Four teams of graduate student entrepreneurs, whose goals range from creating a better beaker to enhancing the visibility of black scientists, have been selected to receive $5,000 in grant funding through Johns Hopkins University’s FastForward U.
Forty teams applied for the inaugural Graduate Student Award, a response that demonstrates the need for such funding in the Johns Hopkins ecosystem, according to Kevin Carter, FastForward U’s student venture coordinator. Each grant recipient also will receive mentorship from experts in their field, serial entrepreneurs and investors, as well as additional resources from FastForward U and Johns Hopkins Technology Ventures.
“We’re thrilled with the amount of entrepreneurial interest from our graduate student community,” Carter said. “We’re very much looking forward to working with these four teams to jump-start their ventures over the course of the spring semester.”
The team: Michael Hopkins (Johns Hopkins University School of Medicine)
The pitch: A STEM outreach initiative that encourages minority participation, builds a community of support and showcases pivotal discoveries of black scientists.
Black Scientists Matter aims to address a troubling statistic: black men and women comprise just 5 percent of the United States’ STEM workforce. The startup is in talks with Johns Hopkins to start a science-based internship program with local high school students interested in conducting laboratory research. Black Scientists Matter has already sold more than $8,000 in “Black Scientists Matter” merchandise to reinforce its mission statement and maintains an active social media presence to spread its message.
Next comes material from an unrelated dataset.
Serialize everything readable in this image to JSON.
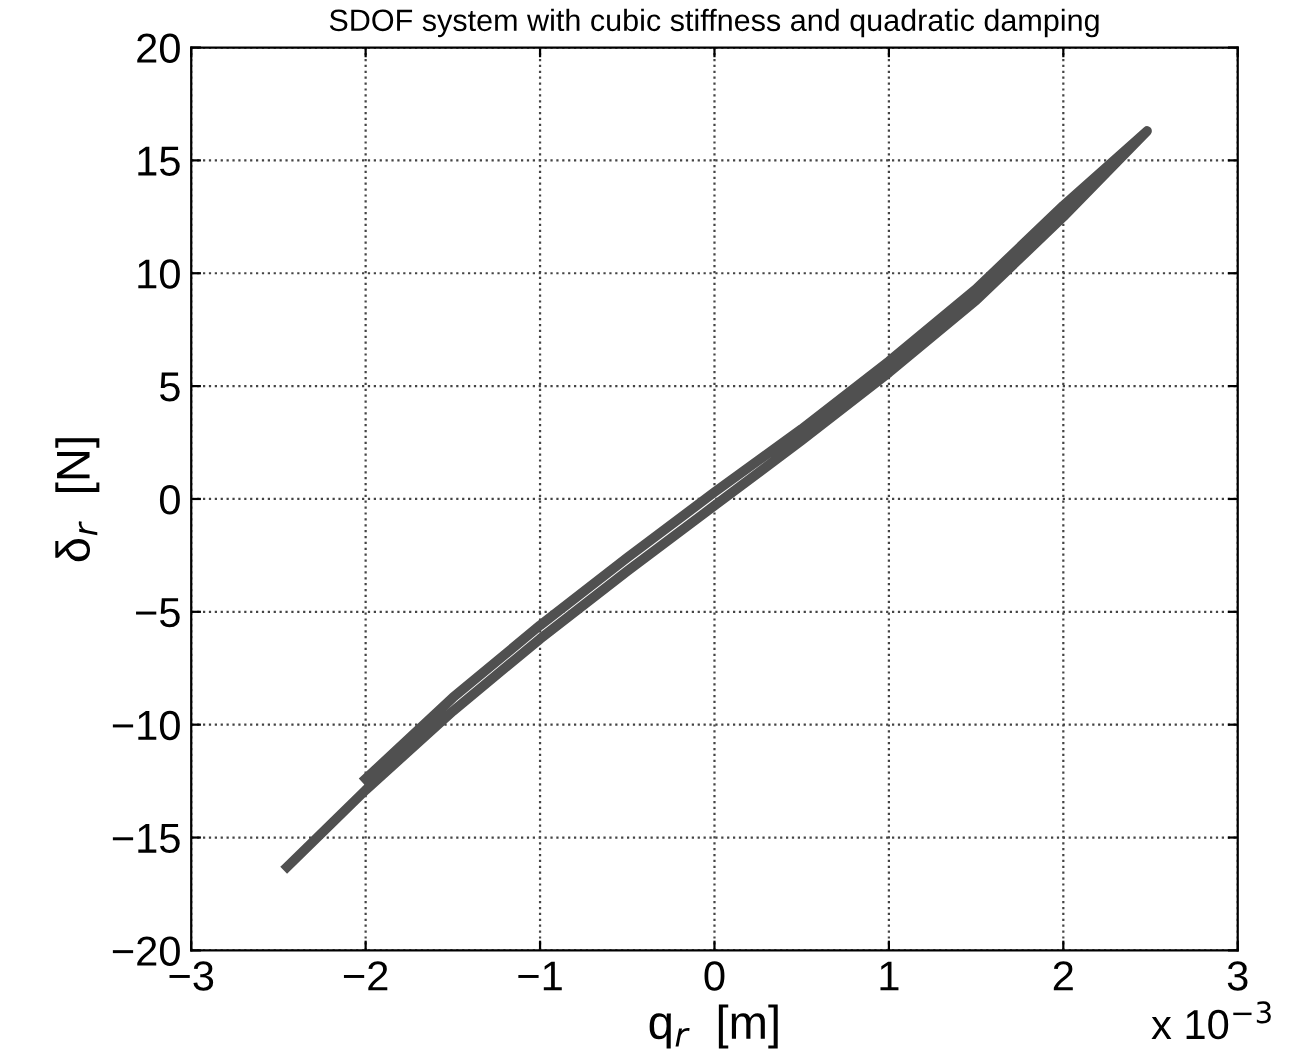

The company will use the grant funding to become a nonprofit organization and establish a college scholarship for a high school student interested in pursuing a career in science.
MedScholar
The team: Olufemi Erinoso, Osaghae Ikpomwosa, Abigail Reich and Joe Amoah (all from Bloomberg School of Public Health)
The pitch: An e-learning platform providing health-centered educational content to physicians and dentists in Africa.
Each of MedScholar’s founders has experience in public health education, training or implementation in sub-Saharan Africa. There, they observed the high cost of on-site teaching and administering tests to clinicians, as well as outdated class materials — and that was if the doctors could even get to the class in the first place. MedScholar’s online portal and mobile app are now used by more than 100 doctors in Nigeria, and the company recently signed an agreement with the national physicians’ group that will add 1,600 users. The courses are self-paced and specific to the African population and health system. Users also are able to network with colleagues through the platform.
Modular Labs
The team: Dimitri Tselenchuk, Joseph Varriale, Jin-Yih Low and Roshan Chikarmane (all from the Johns Hopkins University School of Medicine)
The pitch: Transforming laboratories by developing products that make great science safe, efficient and sustainable.
Lab equipment has yet to appropriately evolve to meet the environmental, operational and financial needs of today’s scientists. Modular Labs’ first product is a vessel designed for mixing dry chemicals into liquid solutions. This “beaker and bottle in one” helps increase the efficiency of labwork while also reducing the waste of single-use plastic containers. The modular design also cuts down the need to store unused vessels in the lab. The company, whose founders have a combined 20 years of experience working in industry, academic and government labs around the world, is currently conducting market research and previously received a $1,000 Spark Grant from FastForward U.
The team: Tristan Ford, Laura Scavo and Adam Goodwin (all from Whiting School of Engineering)
The pitch: VectorWeb, a surveillance system of cloud-connected smart mosquito traps that remotely and automatically identify field-collected mosquito specimens.
More than a half million people die each year from mosquito-borne diseases, and billions of dollars are spent annually on mosquito surveillance and control. Tracking mosquito populations is critical to designing effective control strategies, but current methods are slow and expensive, requiring mosquito traps to be manually set and their contents later manually counted and identified. VecTech’s smart-imaging attachment for commercial mosquito traps allows public health systems to collect surveillance data faster through the company’s image classification algorithms fueled by a large, proprietary database. The project is supported by $1.3 million in nondilutive funding from a U.S. Agency for International Development Combating Zika and Future Threats Grand Challenge Grant and the International Vector Control Consortium. VecTech also has one patent filed through Johns Hopkins Technology Ventures and is working on another.